À RETENIR
- Pour un jeu commercial fermé, gardez votre code propriétaire et vérifiez chaque bibliothèque utilisée.
- La licence MIT est permissive pour le code, tandis que la GPL impose généralement de partager les modifications.
- Les licences Creative Commons conviennent surtout aux graphismes, musiques et textes, pas au code logiciel.
- Un fichier LICENSE ne transfère pas les droits que vous ne détenez pas déjà.
La variable qui change tout reste votre objectif : vendre un jeu fermé, publier le code ou autoriser les réutilisations communautaires.
De quelle licence votre jeu vidéo indépendant a-t-il besoin ?
Votre jeu a besoin de plusieurs autorisations, car son code, ses images, sa musique et ses données peuvent appartenir à des personnes différentes. Choisir une licence de jeu vidéo consiste donc à organiser ces droits plutôt qu’à sélectionner un seul modèle pour l’ensemble du projet.
Licencier son jeu ou encadrer les éléments utilisés
Une licence indique ce que les autres peuvent faire avec une création : l’exécuter, la copier, la modifier ou la redistribuer. Vous pouvez concéder ces droits aux joueurs tout en conservant la propriété intellectuelle de vos créations.

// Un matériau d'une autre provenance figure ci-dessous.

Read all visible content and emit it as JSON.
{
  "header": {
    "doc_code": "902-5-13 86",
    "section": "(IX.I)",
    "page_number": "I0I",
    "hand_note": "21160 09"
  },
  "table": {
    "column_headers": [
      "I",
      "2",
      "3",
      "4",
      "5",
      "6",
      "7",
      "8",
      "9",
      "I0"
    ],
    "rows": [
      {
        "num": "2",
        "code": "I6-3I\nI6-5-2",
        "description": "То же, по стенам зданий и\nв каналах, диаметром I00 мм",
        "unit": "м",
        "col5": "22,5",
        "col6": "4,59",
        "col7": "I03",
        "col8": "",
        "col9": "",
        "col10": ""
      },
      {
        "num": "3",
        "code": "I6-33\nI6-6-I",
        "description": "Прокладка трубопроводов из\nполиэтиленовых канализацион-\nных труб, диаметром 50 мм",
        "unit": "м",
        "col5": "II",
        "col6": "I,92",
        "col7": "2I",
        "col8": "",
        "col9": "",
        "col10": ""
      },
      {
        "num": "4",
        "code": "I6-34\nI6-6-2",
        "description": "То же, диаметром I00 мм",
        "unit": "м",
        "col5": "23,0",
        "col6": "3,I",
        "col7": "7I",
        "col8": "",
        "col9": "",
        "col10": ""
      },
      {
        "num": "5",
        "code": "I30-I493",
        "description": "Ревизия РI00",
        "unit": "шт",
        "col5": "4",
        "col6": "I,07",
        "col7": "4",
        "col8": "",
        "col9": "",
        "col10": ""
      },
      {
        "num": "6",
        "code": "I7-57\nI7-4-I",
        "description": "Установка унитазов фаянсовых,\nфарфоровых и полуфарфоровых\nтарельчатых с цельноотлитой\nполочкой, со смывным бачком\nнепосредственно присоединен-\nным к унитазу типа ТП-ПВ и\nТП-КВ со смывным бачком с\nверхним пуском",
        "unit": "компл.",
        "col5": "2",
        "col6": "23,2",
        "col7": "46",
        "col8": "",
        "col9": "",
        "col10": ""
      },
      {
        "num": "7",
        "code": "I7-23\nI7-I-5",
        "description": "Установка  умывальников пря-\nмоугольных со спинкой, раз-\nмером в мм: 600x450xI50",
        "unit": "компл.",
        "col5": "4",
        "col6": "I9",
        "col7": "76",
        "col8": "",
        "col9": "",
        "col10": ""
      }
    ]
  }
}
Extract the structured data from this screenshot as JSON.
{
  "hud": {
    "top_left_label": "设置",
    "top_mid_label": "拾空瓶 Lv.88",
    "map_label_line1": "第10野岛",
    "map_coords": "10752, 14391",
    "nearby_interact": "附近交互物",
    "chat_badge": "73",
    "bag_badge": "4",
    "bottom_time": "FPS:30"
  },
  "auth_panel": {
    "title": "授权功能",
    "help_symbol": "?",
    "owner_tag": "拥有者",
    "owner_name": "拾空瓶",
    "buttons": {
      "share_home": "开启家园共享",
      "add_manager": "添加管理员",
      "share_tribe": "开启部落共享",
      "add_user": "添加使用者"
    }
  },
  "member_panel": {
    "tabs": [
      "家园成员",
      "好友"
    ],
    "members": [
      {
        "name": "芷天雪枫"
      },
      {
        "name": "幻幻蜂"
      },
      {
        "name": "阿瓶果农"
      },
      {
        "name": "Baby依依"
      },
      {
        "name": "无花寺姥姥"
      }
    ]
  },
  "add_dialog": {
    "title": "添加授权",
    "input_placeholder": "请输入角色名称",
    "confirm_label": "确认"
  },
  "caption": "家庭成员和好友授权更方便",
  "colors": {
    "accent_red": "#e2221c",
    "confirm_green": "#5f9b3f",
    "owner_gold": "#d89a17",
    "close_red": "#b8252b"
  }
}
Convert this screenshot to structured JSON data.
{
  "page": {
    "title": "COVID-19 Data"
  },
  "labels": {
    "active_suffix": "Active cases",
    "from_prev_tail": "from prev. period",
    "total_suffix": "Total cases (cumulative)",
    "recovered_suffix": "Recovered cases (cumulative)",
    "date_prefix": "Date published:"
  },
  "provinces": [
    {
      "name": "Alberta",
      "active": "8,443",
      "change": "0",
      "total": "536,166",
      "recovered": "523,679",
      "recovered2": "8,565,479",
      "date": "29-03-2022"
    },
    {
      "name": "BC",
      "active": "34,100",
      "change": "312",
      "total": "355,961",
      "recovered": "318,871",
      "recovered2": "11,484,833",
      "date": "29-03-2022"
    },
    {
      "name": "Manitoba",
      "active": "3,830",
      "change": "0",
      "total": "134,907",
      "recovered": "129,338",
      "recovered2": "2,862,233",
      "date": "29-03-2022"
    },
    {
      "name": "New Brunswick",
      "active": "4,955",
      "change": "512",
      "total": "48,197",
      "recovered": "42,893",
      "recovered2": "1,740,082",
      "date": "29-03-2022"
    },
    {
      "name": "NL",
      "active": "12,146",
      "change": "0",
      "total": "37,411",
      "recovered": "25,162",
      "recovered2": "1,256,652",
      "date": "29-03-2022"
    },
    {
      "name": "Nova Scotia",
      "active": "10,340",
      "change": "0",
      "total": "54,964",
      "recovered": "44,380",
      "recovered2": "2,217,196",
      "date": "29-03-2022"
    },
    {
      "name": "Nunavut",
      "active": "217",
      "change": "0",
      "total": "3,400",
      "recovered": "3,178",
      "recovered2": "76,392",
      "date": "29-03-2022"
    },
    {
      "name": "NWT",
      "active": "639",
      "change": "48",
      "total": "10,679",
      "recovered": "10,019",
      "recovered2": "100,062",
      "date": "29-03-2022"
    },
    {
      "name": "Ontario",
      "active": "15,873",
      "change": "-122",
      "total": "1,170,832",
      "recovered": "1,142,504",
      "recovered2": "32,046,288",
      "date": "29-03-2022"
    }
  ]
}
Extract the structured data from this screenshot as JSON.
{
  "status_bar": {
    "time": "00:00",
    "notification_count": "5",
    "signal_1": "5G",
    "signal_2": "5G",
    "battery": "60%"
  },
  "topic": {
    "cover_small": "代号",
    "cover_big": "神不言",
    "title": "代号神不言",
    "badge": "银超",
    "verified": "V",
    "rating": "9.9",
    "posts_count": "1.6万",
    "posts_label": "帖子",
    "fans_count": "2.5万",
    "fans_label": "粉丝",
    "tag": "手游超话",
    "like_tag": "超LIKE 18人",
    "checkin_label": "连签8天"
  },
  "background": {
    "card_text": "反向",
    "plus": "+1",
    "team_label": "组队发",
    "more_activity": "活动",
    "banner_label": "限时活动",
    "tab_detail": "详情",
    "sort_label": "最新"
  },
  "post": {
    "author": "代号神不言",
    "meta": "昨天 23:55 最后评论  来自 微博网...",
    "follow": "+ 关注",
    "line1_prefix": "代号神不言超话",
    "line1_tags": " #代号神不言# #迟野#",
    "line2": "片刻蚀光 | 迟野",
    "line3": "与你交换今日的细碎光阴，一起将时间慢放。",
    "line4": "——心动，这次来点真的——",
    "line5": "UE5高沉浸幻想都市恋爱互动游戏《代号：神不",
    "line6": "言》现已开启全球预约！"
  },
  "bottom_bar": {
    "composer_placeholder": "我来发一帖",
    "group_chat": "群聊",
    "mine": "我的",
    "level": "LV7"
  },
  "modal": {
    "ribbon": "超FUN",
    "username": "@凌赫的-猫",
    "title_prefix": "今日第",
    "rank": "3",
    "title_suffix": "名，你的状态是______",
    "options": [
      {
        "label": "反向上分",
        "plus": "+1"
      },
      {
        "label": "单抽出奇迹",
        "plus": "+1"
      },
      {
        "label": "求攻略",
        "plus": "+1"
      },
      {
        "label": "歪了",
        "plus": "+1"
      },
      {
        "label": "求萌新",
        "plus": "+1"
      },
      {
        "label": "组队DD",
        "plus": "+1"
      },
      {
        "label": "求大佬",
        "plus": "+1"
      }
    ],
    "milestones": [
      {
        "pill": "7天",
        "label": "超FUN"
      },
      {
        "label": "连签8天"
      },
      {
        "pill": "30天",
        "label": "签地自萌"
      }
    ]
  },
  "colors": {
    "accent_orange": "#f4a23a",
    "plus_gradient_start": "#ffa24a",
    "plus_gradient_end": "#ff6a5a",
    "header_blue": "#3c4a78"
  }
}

Si vous publiez sur Steam, itch.io ou une autre boutique, la licence du jeu ne remplace pas les conditions de vente de la plateforme. Elle doit rester compatible avec votre modèle économique et avec les contrats signés par les collaborateurs.
Distinguer le code, les graphismes, la musique et les données
Le code source décrit le fonctionnement du jeu, tandis que les assets regroupent les éléments visuels et sonores. Les scénarios, dialogues, polices, modèles 3D et bases de données peuvent obéir à des règles encore différentes.
Un jeu peut donc combiner un code sous licence MIT, une musique sous licence commerciale et des illustrations dont vous détenez les droits. Cette combinaison doit être documentée dans un tableau interne avant la distribution.
Copyright, droit d’auteur et licence d’utilisation : quelles différences ?
Le droit d’auteur, appelé copyright dans certains pays, désigne les droits attachés à une œuvre. La licence est l’autorisation accordée à d’autres personnes pour utiliser cette œuvre selon des conditions précises.
En France, la protection du droit d’auteur naît en principe de la création originale, sans que le dépôt soit une condition générale. La licence écrite reste utile pour prouver les autorisations accordées et éviter les désaccords entre associés.
Quelles licences libres conviennent au code du jeu ?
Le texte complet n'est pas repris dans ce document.